• YouTube Still Smarting From String Of PR Messes
    Bloomberg considers YouTube’s efforts to regain its footing a year of unfortunately events. “Through the long string of YouTube fiascoes, one thing has been constant: The company has struggled to explain its decisions,” it writes. “Behind the scenes, YouTube executives acknowledged that their infrastructure-challenged megacity needed a massive police presence.”  
  • Pinterest Diversifying Search Results
    Pinterest is trying to diversify its search results. Wired describes the effort as “a way to narrow down beauty searches by skin tone.” In practice, “When you type in a beauty-related term, like ‘orange lipstick,’ a set of skin tone options appears below it.” Then, “Click on one and the search results show only those skin tones.”    
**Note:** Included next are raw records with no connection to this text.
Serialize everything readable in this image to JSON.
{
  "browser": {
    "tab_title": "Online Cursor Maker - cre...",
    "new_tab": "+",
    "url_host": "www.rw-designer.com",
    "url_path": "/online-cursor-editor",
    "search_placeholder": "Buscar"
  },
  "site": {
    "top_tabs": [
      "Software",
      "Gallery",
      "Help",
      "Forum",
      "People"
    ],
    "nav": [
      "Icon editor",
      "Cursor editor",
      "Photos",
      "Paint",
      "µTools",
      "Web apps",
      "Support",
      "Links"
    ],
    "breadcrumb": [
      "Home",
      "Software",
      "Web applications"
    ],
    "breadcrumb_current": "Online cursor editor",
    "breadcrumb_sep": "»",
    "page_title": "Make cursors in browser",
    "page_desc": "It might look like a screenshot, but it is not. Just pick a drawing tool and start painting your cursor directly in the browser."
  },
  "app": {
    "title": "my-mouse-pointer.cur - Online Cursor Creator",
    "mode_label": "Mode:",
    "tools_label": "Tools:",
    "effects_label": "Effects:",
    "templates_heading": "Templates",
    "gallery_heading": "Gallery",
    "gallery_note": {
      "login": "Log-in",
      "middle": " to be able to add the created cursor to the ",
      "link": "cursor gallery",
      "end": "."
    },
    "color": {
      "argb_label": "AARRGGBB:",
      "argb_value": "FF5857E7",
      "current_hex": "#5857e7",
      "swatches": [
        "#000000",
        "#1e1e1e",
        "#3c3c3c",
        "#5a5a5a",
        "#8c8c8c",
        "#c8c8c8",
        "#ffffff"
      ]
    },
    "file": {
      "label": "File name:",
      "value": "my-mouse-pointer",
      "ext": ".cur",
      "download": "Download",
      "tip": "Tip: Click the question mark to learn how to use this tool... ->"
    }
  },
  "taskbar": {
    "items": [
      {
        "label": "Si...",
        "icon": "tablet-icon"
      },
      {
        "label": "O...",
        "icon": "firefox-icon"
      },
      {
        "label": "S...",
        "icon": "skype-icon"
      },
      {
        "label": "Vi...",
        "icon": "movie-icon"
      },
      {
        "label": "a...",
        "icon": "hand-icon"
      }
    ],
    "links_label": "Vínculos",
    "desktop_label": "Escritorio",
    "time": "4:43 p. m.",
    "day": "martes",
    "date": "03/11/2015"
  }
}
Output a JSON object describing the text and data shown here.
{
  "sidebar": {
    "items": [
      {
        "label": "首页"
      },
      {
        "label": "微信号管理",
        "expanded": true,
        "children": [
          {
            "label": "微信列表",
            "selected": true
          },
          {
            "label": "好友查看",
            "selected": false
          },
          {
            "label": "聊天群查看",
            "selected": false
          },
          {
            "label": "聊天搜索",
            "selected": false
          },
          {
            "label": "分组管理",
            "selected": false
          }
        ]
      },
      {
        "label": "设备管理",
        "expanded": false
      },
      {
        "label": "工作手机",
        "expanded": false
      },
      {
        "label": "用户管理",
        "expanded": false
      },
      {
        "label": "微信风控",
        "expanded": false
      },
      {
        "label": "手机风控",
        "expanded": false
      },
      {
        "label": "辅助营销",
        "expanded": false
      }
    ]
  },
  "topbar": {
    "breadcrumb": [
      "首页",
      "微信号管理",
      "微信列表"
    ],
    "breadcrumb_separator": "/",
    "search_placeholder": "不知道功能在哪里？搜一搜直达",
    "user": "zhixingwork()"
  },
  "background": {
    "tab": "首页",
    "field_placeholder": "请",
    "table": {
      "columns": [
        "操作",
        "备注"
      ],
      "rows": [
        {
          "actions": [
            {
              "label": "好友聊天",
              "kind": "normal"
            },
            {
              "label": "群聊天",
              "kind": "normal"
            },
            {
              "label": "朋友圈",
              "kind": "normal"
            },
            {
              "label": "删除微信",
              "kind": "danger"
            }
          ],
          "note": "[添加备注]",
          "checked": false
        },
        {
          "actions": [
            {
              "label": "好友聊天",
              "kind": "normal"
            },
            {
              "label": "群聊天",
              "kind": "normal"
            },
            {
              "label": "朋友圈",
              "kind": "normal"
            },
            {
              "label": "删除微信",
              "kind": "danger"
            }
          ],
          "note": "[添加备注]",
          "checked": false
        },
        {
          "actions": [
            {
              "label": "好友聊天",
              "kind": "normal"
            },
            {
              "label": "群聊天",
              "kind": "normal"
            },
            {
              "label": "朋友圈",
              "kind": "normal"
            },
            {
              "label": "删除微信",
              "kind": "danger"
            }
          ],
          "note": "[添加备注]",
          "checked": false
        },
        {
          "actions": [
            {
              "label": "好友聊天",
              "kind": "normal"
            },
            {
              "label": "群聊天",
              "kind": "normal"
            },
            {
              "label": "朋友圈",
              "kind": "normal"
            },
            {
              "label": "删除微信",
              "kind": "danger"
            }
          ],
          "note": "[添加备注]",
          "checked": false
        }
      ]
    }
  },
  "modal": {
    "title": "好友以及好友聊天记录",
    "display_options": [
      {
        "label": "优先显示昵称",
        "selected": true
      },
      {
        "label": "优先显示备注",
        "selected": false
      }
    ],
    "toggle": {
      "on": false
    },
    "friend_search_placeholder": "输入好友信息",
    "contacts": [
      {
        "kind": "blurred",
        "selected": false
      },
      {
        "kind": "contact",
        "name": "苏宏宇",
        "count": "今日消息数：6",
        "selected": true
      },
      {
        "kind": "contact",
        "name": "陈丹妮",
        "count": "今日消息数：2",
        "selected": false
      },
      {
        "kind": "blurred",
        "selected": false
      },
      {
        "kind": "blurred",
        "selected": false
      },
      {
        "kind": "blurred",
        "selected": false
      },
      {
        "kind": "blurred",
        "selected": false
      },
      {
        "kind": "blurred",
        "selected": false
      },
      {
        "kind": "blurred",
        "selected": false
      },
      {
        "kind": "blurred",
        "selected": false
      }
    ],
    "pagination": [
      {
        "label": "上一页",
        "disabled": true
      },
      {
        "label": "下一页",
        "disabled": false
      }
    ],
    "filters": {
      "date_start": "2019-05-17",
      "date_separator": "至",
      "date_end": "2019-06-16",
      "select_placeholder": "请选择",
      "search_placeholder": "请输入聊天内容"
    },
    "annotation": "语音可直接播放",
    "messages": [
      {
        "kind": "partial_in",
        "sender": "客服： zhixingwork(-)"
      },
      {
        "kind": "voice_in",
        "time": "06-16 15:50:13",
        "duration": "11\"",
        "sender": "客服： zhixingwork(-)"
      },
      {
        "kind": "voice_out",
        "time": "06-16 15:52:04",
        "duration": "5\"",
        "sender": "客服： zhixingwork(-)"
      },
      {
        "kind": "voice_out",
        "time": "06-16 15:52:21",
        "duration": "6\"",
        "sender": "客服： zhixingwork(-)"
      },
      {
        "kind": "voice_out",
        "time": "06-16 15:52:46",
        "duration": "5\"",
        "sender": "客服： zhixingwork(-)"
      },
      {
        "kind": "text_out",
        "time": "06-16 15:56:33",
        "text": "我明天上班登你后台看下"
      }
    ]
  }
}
  • Chinese Smartphone Market Slows (Again)
    The Chinese smartphone market had another bad year, Engadget reports, citing the latest data from Canalys. “Canalys has estimated that smartphone shipments in the country plummeted 21 percent year-over year in the first quarter of 2018 -- the steepest drop since 2013,” it writes. “Almost everyone saw their shipments go down, with Oppo and Vivo (both owned by BBK) taking the worst hit with a 10 percent drop.”
  • Facebook Messenger Kids Adding 'Sleep Mode'
    Facebook is adding a “sleep mode” feature to its Messenger Kids app, Venture Beat reports. With it, “parents [can] set specific times when their children aren’t allowed to use the app,” it writes. “It’s been nearly five months since Facebook launched the child-focused Messenger Kids.”
  • Can Hulu Rival Netflix?
    The Hollywood Report consider the success of Hulu, and then envisions its future. “Largely because of Handmaid's [Tale] -- and also Hulu's fledgling Live TV service -- the company has been on the biggest growth spurt in its 10-year history, closing in on 20 million subscribers,” THR writes, citing sources. “If its numbers continue to climb, it’s not hard to imagine a not-so-dystopian future in which Hulu narrows the gap with Netflix's 55 million U.S. subscribers.”
  • Facebook Failing To Police Fake Mark Zuckerbergs
    The New York Times details how over 200 Facebook and Instagram accounts were impersonating Facebook CEO Mark Zuckerberg and COO Sheryl Sandberg in what appeared to be an effort to scam users. “At a time when the real Mr. Zuckerberg has vowed to clean up Facebook, the Silicon Valley company has failed to eliminate imposter accounts masquerading as him and his chief operating officer … to swindle Facebook users out of thousands of dollars,” it writes.
  • Alexa Is Getting Smarter
    Amazon is trying to make Alexa a lot smarter, Slash Gear reports. “Alexa is about to get better at handling more complicated, multi-step conversations, as well as acting more like a useful personal assistant,” it reports. “The new functionality was revealed by Amazon’s director of applied science, Ruhi Sarikaya, who leads the Alexa Brain initiative trying to make AIs more natural to engage with.”
  • Snapchat To Test Non-Skippable Ads
    Snap is reportedly readying six-second video ads that Snapchat users can’t skip. “The company is reportedly planning to run the ads, aptly called ‘Commercials,’ in select shows produced by publishing partners like MTV-owner Viacom, such as Cribs and Girl Code,” Engadget reports. “In other words, they’re the kind of shows you'd usually expect to be interrupted by commercials if they’re shown on TV.”  
  • 'YouTube Remix' Set To Replace Google Play Music
    When Google launches its YouTube Remix platform later this year, it will replace Google Play Music, sources tell Droid Life. “Not only that, but users will be forced off of Play Music by the end of 2018 and onto Remix,” it reports. “The end of Google Play Music probably makes quite a bit of sense if Google has put this much time and effort into YouTube Remix.”
  • Snap Returning User Stories To Discover Page
    Snap is repositioning user-generated Stories on the Discover page, Re/code reports. “They will exist alongside stuff from brands, celebrities and publishers -- similar to how they did before [last year’s major] redesign was rolled out,” it writes. “It’s a small change, and a Snap spokesperson says it's just a test.”